La literatura, como también el cine desde el siglo pasado, tiene la enorme virtud de tender puentes entre la habitación propia que habitamos y esos otros espacios en los que viven seres con los que, pese a las distancias, compartimos la misma fragilidad. La de los cuerpos nómadas, la de los destinos en construcción, la de sabernos y sentirnos necesitados de cuidados.

Para mí es justamente ese criterio, es decir, la capacidad para despertar en mí lo que Hunt llama empatía imaginada, el que me lleva a distinguir entre las novelas que se quedan conmigo para siempre y aquellas otras que se diluyen como ese olor fugaz a tierra mojada tras una lluvia de primavera. La mala costumbre, de Alana S. Portero, es una de las primeras, supongo que porque gracias a ella no solo he sido capaz de sentir como propias las alas quebradas de un ángel caído sino también porque en ella he descubierto mucho de mí. De lo que supone vivir en un precipicio constante de preguntas y miedos, de soledades y de palabras que no nos sirven. En fin, las heridas que supone saberse nómada pero también los senderos siempre abiertos que nos permite la autonomía. Nuestra capacidad de autodeterminación.

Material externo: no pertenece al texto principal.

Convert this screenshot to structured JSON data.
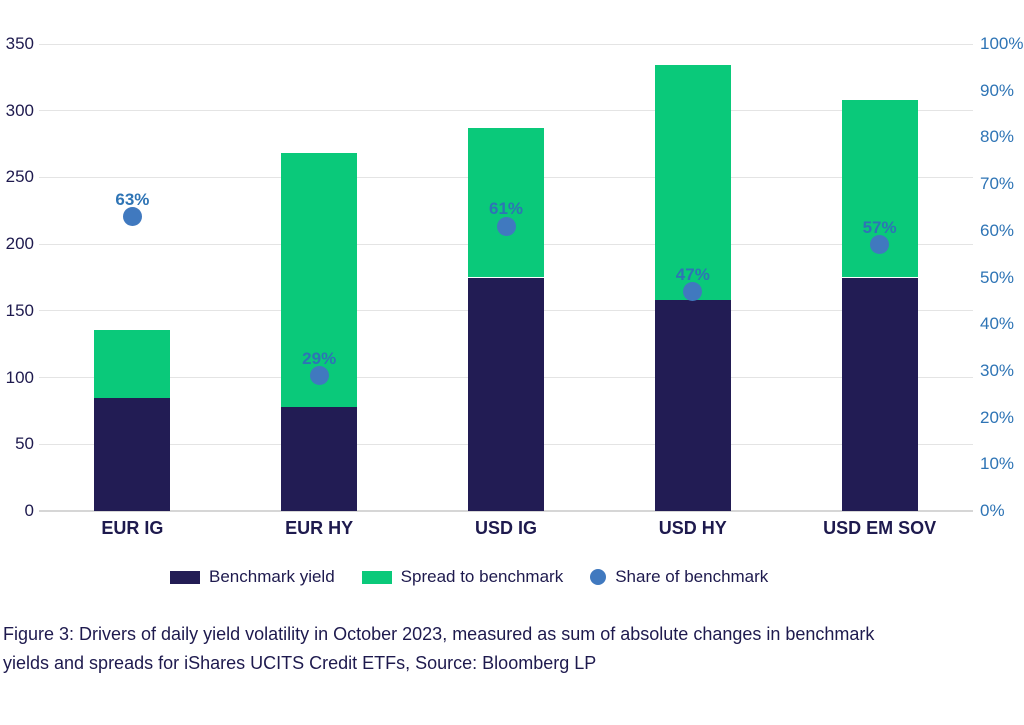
{
  "caption": {
    "lines": [
      "Figure 3: Drivers of daily yield volatility in October 2023, measured as sum of absolute changes in benchmark",
      "yields and spreads for iShares UCITS Credit ETFs, Source: Bloomberg LP"
    ]
  },
  "chart_data": {
    "type": "bar",
    "subtype": "stacked-bars-with-scatter-points",
    "categories": [
      "EUR IG",
      "EUR HY",
      "USD IG",
      "USD HY",
      "USD EM SOV"
    ],
    "series": [
      {
        "name": "Benchmark yield",
        "color": "#221c54",
        "values": [
          85,
          78,
          175,
          158,
          175
        ]
      },
      {
        "name": "Spread to benchmark",
        "color": "#0ac97a",
        "values": [
          51,
          190,
          112,
          176,
          133
        ]
      }
    ],
    "stack_totals": [
      136,
      268,
      287,
      334,
      308
    ],
    "points_series": {
      "name": "Share of benchmark",
      "color": "#4079bf",
      "label_color": "#2e74b5",
      "values_pct": [
        63,
        29,
        61,
        47,
        57
      ],
      "labels": [
        "63%",
        "29%",
        "61%",
        "47%",
        "57%"
      ]
    },
    "left_axis": {
      "tick_labels": [
        "0",
        "50",
        "100",
        "150",
        "200",
        "250",
        "300",
        "350"
      ],
      "tick_values": [
        0,
        50,
        100,
        150,
        200,
        250,
        300,
        350
      ],
      "range": [
        0,
        350
      ],
      "label_color": "#1e1a4e"
    },
    "right_axis": {
      "tick_labels": [
        "0%",
        "10%",
        "20%",
        "30%",
        "40%",
        "50%",
        "60%",
        "70%",
        "80%",
        "90%",
        "100%"
      ],
      "tick_values_pct": [
        0,
        10,
        20,
        30,
        40,
        50,
        60,
        70,
        80,
        90,
        100
      ],
      "range_pct": [
        0,
        100
      ],
      "label_color": "#2e74b5"
    },
    "grid": {
      "gridline_color": "#e4e4e4",
      "baseline_color": "#d6d6d6",
      "horizontal_gridlines": true
    },
    "legend": [
      {
        "label": "Benchmark yield",
        "swatch": "rect",
        "color": "#221c54"
      },
      {
        "label": "Spread to benchmark",
        "swatch": "rect",
        "color": "#0ac97a"
      },
      {
        "label": "Share of benchmark",
        "swatch": "circle",
        "color": "#4079bf"
      }
    ],
    "title": "",
    "xlabel": "",
    "ylabel": ""
  }
}
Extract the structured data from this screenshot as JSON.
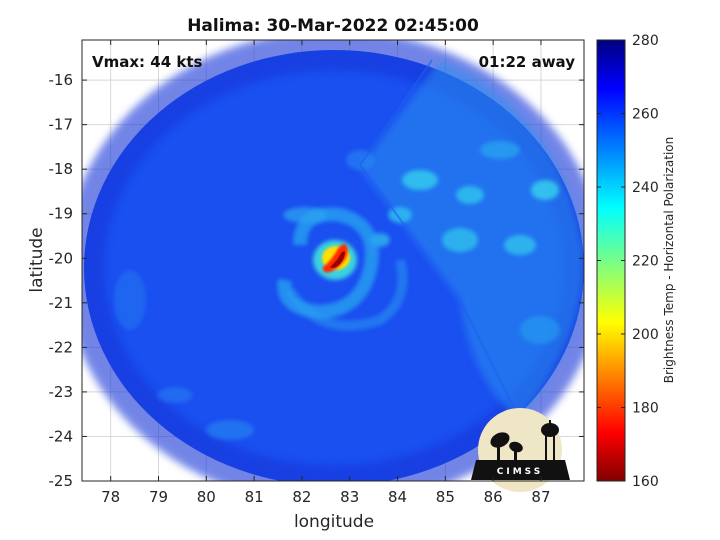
{
  "title": "Halima: 30-Mar-2022 02:45:00",
  "annotations": {
    "vmax": "Vmax: 44 kts",
    "time_away": "01:22 away"
  },
  "axes": {
    "xlabel": "longitude",
    "ylabel": "latitude",
    "xlim": [
      77.4,
      87.9
    ],
    "ylim": [
      -25,
      -15.1
    ],
    "xticks": [
      78,
      79,
      80,
      81,
      82,
      83,
      84,
      85,
      86,
      87
    ],
    "yticks": [
      -16,
      -17,
      -18,
      -19,
      -20,
      -21,
      -22,
      -23,
      -24,
      -25
    ],
    "grid": true
  },
  "colorbar": {
    "label": "Brightness Temp - Horizontal Polarization",
    "range": [
      160,
      280
    ],
    "ticks": [
      280,
      260,
      240,
      220,
      200,
      180,
      160
    ],
    "colormap": "jet"
  },
  "chart_data": {
    "type": "heatmap",
    "title": "Halima: 30-Mar-2022 02:45:00",
    "xlabel": "longitude",
    "ylabel": "latitude",
    "xlim": [
      77.4,
      87.9
    ],
    "ylim": [
      -25,
      -15.1
    ],
    "value_range": [
      160,
      280
    ],
    "value_label": "Brightness Temp - Horizontal Polarization",
    "storm_center": {
      "lon": 82.6,
      "lat": -20.0
    },
    "min_brightness_temp": 165,
    "background_brightness_temp": 262,
    "swath_center": {
      "lon": 82.6,
      "lat": -20.0
    },
    "swath_radius_deg": 5.4
  },
  "logo": {
    "text": "CIMSS",
    "colors": {
      "circle": "#efe6c6",
      "ink": "#111111"
    }
  },
  "colors": {
    "background": "#ffffff",
    "axis": "#262626",
    "grid": "#d8d8d8"
  }
}
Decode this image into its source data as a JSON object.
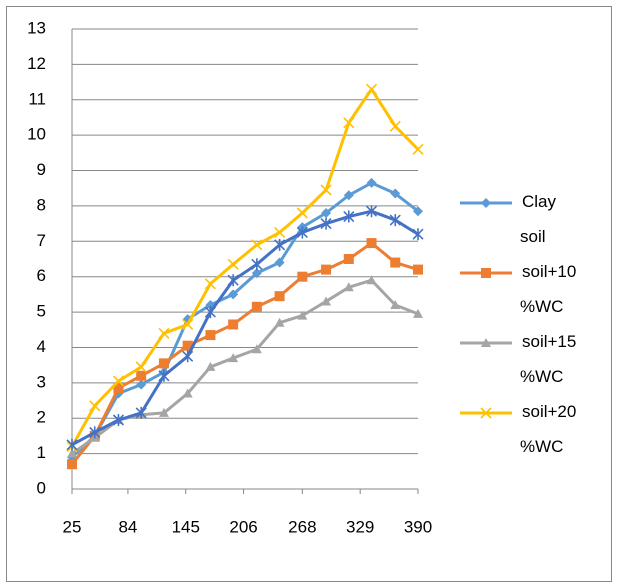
{
  "chart_data": {
    "type": "line",
    "x": [
      25,
      49,
      74,
      98,
      122,
      147,
      171,
      195,
      220,
      244,
      268,
      293,
      317,
      341,
      366,
      390
    ],
    "xlim": [
      25,
      390
    ],
    "xticks": [
      25,
      84,
      145,
      206,
      268,
      329,
      390
    ],
    "ylim": [
      0,
      13
    ],
    "yticks": [
      0,
      1,
      2,
      3,
      4,
      5,
      6,
      7,
      8,
      9,
      10,
      11,
      12,
      13
    ],
    "grid": true,
    "legend": "right",
    "series": [
      {
        "name": "Clay soil",
        "color": "#5b9bd5",
        "marker": "diamond",
        "values": [
          0.9,
          1.5,
          2.7,
          2.95,
          3.3,
          4.8,
          5.2,
          5.5,
          6.1,
          6.4,
          7.4,
          7.8,
          8.3,
          8.65,
          8.35,
          7.85
        ]
      },
      {
        "name": "soil+10 %WC",
        "color": "#ed7d31",
        "marker": "square",
        "values": [
          0.7,
          1.5,
          2.85,
          3.2,
          3.55,
          4.05,
          4.35,
          4.65,
          5.15,
          5.45,
          6.0,
          6.2,
          6.5,
          6.95,
          6.4,
          6.2
        ]
      },
      {
        "name": "soil+15 %WC",
        "color": "#a5a5a5",
        "marker": "triangle",
        "values": [
          1.0,
          1.45,
          1.95,
          2.1,
          2.15,
          2.7,
          3.45,
          3.7,
          3.95,
          4.7,
          4.9,
          5.3,
          5.7,
          5.9,
          5.2,
          4.95
        ]
      },
      {
        "name": "soil+20 %WC",
        "color": "#ffc000",
        "marker": "x",
        "values": [
          1.2,
          2.35,
          3.05,
          3.45,
          4.4,
          4.65,
          5.8,
          6.35,
          6.9,
          7.25,
          7.8,
          8.45,
          10.35,
          11.3,
          10.25,
          9.6
        ]
      },
      {
        "color": "#4472c4",
        "marker": "star",
        "values": [
          1.25,
          1.6,
          1.95,
          2.15,
          3.2,
          3.75,
          5.0,
          5.9,
          6.35,
          6.9,
          7.25,
          7.5,
          7.7,
          7.85,
          7.6,
          7.2
        ]
      }
    ]
  }
}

Leer la primera novela de Portero ha sido además un ejercicio de pacificación, de reconciliación con renglones que me han devuelto la confianza en todo lo que suma, de superación de ese inevitable fango que en estos años de iras y pulsos nos ha acabado por salpicar a todas. A todas las personas a las que tal vez nos falten vocales para escribir quiénes somos. Con una prosa que tiene mucho de fábula, al tiempo que de cirujano que deja abiertos los órganos del cuerpo social, La mala costumbre nos sitúa dentro y fuera, en la protagonista que se está (re)haciendo y en quienes alrededor son también parte de su itinerario. El contexto de un determinado momento de nuestro país, salpicado de referencias pop y de situaciones que se nos transmiten con ternura pero sin nostalgia, nos permite además darle un vuelo colectivo al relato. De alguna manera, Portero consigue encajar una pieza más en ese puzle siempre incompleto que es la historia reciente de una democracia a la que tanto le ha costado, y le cuesta, asumir que la diferencia es el sustrato último de la igualdad. Los ochenta con tantas víctimas, los noventa con tantas puertas a medio abrir. Ese Madrid de belleza disfórica y que mira hacia abajo, retorcida y acogedora, donde habita el demonio en un rincón del Retiro. La autora lo hace con una saludable perspectiva de clase, sin la que sería imposible vivir lo que nos cuenta desde las entrañas del barrio, de las miserias y de las solidaridades que se respiran abajo y de los seres que nos demuestran que eso de la igualdad de oportunidades no es sino una patraña a beneficio de los poderosos. Una perspectiva de clase que también es feminista, o sea, emancipadora. La emancipación de todos y de todas, y también la de quienes rebasan los estrechos límites de la “o” y de la “a”, tan acostumbradas a encerrar en los armarios al resto de vocales. El feminismo como batalla contra las violencias que mantienen las jerarquías construidas en torno a la masculinidad. El adiós definitivo a un mundo de machotes instruidos en la virilidad: ser y parecer (yo tampoco quise ser como El Cordobés) A la ejemplaridad femenina convertida en sumisión. La bendición de una sororidad salada y dulce. En cascada. Abejas en busca de múltiples néctares que multiplican. Todas las mujeres al ritmo de Rafaella Carrá. 

La mala costumbre, que es uno de esos libros que te abren pequeñas heridas como cuando te cortas la yema de un dedo con el filo de un papel, le pone carne y ojos, vientre y pecho, a quienes desde los márgenes no dejan de decirnos que ya está bien de paradigmas hechos a la medida de quienes estuvieron siempre a cobijo de la norma. La novela de Alana S. Portero, que he leído como una celebración de la euforia, es, debería ser, una lectura recomendable para quienes se burlan de ella y de tantas como ella cuando hablan de las dificultades de habitar un cuerpo. Quienes se empeñan en alimentar la maldición en lugar de reconocer el don. Algo muy fácil de entender si nos situamos en ese plano de extrema vulnerabilidad que supone reconocernos como seres siempre en tránsito. Tan necesitados de una revolución ética, epistemológica y política que al fin nos libere de un mundo dividido en dos. Que se lleve para siempre la culpabilidad de los espejos y nos permita habitar la bella y diversa imperfección de nuestros cuerpos vivientes.